Труд проф. Ледницкого в десять раз человечнее и дружественнее к русскому поэту, чем лакированные сочинения, написанные в Польше. Ибо факты восстанавливают действительный размах несчастья. Что бы ни говорить о страданиях и безумствах Мицкевича-эмигранта, Пушкин, хоть и жил у себя на родине, был куда несчастней: он шел по узкой тропинке между оподлением и самоуничтожением, как позже Маяковский. Чтобы измерить его несчастье, надо не забывать, что поэт не может быть только циником и должен верить в то, что пишет.

А кто поруган злей? Кого из вас горчайшийИз жребиев постиг, карая неуклонноИ срамом орденов, и лаской высочайшей,И сластью у крыльца царёва бить поклоны?А может, кто триумф жестокости монаршейВ холопском рвении восславить ныне тщится?[Мицкевич. Русским друзьям. Пер. Анатолия Якобсона]

Но был ли Мицкевич справедлив, когда так обращался к старому другу (не имеет значения, Пушкина ли он имел в виду, если тот так воспринял)? Обвинитель никогда не вникает в запутанные мотивы, в ту чащу жизни, где принимаются решения.

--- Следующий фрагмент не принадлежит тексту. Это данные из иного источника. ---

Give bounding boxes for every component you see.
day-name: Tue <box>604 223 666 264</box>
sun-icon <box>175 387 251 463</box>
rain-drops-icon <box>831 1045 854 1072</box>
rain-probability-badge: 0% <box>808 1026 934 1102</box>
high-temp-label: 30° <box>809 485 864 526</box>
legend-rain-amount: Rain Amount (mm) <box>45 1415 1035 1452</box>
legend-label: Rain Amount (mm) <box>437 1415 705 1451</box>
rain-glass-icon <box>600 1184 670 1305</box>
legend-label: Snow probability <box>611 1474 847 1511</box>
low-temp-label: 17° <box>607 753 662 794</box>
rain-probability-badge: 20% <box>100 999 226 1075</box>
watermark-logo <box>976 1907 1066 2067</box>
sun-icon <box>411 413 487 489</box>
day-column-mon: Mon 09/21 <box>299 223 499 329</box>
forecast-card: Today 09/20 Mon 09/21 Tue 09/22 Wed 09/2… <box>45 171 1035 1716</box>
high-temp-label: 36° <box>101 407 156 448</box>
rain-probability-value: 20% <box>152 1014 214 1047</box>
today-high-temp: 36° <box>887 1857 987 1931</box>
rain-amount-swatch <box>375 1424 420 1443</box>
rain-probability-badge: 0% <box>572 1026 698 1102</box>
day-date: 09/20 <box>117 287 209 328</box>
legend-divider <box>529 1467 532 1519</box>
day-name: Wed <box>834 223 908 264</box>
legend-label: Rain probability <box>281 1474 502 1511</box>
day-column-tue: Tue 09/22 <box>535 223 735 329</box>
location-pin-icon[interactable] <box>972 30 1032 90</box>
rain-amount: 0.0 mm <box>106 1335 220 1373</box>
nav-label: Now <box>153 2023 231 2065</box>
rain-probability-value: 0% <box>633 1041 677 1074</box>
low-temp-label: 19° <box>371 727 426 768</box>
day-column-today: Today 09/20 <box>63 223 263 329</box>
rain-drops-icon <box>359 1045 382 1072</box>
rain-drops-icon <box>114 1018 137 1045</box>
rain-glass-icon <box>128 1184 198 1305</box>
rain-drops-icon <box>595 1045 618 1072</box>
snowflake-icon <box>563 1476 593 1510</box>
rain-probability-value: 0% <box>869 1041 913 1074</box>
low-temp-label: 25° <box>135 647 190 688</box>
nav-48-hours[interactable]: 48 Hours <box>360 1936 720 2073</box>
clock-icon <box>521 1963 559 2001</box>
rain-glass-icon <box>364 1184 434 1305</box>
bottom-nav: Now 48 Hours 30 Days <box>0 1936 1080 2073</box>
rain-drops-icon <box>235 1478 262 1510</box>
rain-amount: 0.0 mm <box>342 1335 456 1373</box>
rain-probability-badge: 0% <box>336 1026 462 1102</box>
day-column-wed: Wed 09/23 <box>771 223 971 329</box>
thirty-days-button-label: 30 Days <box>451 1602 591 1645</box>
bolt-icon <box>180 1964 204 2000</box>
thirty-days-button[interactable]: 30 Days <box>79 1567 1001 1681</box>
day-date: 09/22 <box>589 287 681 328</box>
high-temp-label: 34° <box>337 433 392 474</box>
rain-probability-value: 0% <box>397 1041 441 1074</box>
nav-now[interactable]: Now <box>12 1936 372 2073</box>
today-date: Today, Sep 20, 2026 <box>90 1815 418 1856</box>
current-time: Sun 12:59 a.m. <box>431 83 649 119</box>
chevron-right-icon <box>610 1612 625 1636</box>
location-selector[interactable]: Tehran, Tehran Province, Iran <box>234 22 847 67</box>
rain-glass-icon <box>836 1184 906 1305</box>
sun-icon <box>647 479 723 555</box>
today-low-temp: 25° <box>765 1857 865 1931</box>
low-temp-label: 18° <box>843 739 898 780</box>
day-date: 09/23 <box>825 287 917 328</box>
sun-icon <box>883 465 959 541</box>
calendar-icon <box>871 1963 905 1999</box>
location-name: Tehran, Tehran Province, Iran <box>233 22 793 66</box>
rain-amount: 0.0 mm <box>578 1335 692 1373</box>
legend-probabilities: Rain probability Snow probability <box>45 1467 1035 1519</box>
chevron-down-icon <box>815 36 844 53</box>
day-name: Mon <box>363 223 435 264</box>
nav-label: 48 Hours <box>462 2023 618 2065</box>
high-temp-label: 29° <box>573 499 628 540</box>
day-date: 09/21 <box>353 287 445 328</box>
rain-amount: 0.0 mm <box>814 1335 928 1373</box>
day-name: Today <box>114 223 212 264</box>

Были ли антипольские стихи Пушкина, подлые, как любая литература, вступающая в союз с сильными против слабых, написаны «в холопском рвенье»? Можно полагать, что нет. Можно полагать, что возмущение парламентскими «народными витиями», этим Западом, мешающимся не в свое дело, и мятежными поляками – было искренним. «Народный поэт» [по-русски в тексте] разделял общий дух, ощущал глубоко великорусскую волю силы. Значит ли это, что он лгал, мечтая о временах, когда «народы, распри позабыв, в великую семью соединятся»? Тоже нет. Шофер берлинского такси, которого один журналист попросил прокомментировать события в Венгрии, так сжато изложил сложную истину: «Русский – мужик добрый. Он со всеми хочет дружить. Вынимает револьвер и говорит: „Люби меня, не то убью“». Быть может, в антипольских и антизападных стихах Пушкина – как в «Скифах» Александра Блока – есть попросту горькое изумление, что можно не восхищаться русскими и не любить их. В этом таится отсутствие перспективы: свой народ не воспринимается как один из многих. В этом есть черты инфантильного восторга по отношению к себе. На других языках столь племенная поэзия встречается редко. Чтобы найти ее, потребовалось бы отступить на много веков назад. В сравнении с ней поэзия Киплинга – вершина равнодушия к Британской империи.

И когда Мицкевич из-за границы бросал обвинения – чтó мог Пушкин, камер-юнкер, носивший ад в сердце? Даже его письма жене перлюстрировались. То, что он защищал эту систему и это рабство от «ветра с Запада», было особливым парадоксом судьбы. Но и в мятежные минуты он не мог себе позволить ясное сознание. Самое большее, что он мог себе позволить, – это образ из «Медного всадника: статуя царя Петра гонится по пустым улицам Петербурга за бедным Евгением, и эхо разносит стук копыт по мостовой. Статуя, под которой некогда, «Укрывшись под одним плащом, / Стояли двое в сумраке ночном» [цитаты здесь и далее в пер. В. Левика].

По мнению профессора Ледницкого, «Медный всадник» – в русской литературе произведение переломное, если говорить об отношении к «граду Петра». До тех пор было некритическое поклонение, теперь начнется отрицание. Следующим этапом станет гоголевский Петербург.

В течение XIX века Россия была больна навязчивой идеей польской «заразы». Дело Пушкина – лишь фрагмент целого. Царское правительство любило приписывать все мятежи и беспорядки деятельности иностранных агентов. Так, Кюстин в 1839 году записал, что крестьянское восстание на Волге называли «работой польских социалистических эмиссаров» – идея, надо сказать, свидетельствующая о фантазии чиновников. Влияние таких же эмиссаров усматривали в бунте украинских крестьян в 1855 году, как сообщает Аполлон Коженёвский. Наверняка удалось бы собрать еще немало подобных примеров.